Everything goes silent, apart from the birdsong outside.
I look at the trapdoor to the cellar, then at a dark wooden sideboard in the kitchen area, clearly for crockery.
I grab one end and pull. It barely shifts.
I pull harder and it moves. I go to the other side and push, so it’s right on top of the trapdoor, to make sure there are no more visitors, unless they’re invited and come through the front door.
I certainly won’t be inviting Laurent, that’s for sure.
I straighten. I’m going to have to get used to dirty hands, I think, and dust them off.
I open the sideboard I’ve just pulled over the trapdoor and find a small glass inside.
In the kitchen, in the sparsely furnished cupboards, I find a wooden board and a sharp knife.

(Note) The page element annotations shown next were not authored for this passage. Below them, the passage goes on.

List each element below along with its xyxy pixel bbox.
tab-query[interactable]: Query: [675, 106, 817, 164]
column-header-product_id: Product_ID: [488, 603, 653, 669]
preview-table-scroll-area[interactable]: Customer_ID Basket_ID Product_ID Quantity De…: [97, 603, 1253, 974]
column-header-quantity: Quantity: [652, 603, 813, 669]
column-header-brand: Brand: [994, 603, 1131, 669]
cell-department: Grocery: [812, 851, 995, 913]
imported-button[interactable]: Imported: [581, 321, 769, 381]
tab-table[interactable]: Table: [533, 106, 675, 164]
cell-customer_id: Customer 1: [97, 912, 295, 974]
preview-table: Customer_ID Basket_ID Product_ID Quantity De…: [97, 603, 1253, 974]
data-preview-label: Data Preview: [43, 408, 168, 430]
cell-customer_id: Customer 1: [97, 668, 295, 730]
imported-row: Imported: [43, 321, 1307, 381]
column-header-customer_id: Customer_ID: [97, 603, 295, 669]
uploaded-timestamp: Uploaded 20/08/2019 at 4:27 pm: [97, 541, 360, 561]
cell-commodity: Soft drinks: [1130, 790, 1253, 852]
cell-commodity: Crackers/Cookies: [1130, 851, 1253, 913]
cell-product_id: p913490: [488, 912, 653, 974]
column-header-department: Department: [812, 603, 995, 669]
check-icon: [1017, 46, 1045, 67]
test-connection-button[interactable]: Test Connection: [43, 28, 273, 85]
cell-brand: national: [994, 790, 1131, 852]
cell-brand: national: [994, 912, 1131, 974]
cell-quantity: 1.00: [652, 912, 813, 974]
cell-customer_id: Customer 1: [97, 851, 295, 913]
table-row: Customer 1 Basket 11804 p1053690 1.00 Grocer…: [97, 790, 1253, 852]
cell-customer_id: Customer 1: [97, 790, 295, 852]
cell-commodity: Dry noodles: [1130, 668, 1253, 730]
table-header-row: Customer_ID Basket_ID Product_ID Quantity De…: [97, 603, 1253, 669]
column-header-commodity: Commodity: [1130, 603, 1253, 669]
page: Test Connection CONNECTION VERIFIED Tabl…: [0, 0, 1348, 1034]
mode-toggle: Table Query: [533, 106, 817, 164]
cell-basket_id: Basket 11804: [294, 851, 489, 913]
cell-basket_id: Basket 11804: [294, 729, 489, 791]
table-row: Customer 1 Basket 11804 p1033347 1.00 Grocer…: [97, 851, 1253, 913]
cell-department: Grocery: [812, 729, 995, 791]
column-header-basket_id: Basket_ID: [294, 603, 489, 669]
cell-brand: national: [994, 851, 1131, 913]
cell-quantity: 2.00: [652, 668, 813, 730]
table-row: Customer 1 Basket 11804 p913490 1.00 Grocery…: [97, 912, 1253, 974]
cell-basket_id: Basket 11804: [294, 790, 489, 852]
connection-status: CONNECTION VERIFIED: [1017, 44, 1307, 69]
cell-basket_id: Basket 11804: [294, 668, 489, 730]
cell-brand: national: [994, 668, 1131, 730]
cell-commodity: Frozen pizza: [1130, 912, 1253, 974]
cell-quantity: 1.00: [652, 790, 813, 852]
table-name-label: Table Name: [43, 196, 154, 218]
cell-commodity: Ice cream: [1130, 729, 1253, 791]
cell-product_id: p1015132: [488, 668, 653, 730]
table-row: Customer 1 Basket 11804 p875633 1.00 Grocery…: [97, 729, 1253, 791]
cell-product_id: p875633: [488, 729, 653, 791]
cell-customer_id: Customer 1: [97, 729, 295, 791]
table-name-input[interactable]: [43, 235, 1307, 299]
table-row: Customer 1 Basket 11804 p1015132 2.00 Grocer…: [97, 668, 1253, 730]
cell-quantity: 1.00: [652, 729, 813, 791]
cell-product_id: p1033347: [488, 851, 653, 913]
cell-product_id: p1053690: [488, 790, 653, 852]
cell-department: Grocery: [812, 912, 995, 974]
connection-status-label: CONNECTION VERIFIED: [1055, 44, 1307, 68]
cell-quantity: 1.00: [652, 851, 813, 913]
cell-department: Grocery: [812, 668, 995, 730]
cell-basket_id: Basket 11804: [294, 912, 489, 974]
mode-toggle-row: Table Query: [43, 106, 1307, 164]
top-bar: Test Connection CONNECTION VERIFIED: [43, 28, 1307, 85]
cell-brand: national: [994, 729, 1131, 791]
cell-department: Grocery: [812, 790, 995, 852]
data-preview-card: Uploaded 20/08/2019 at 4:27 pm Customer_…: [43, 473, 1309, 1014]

It’s all I need. My spirits pick up. I grab my basket and go out to the front lawn with my bread, cheese, tomatoes and the bottle of fizz.
I’m not going to let Laurent spoil this moment.
Turning up here and letting himself in, then taking off like that.
Clearly a troublemaker. I’ll just have to avoid him.
I head for a fallen tree trunk beside the lake and sit on it.
I hold my face up to the sunshine. But my thoughts return to the tabac owner.
I must return that euro to him. I don’t want to owe him anything.
I certainly don’t want him turning up unannounced through the mill floor again.
But I can’t help wondering what he was doing here.
He didn’t expect me to be at the mill. And why was he so quick to leave when I said I’d bought the place?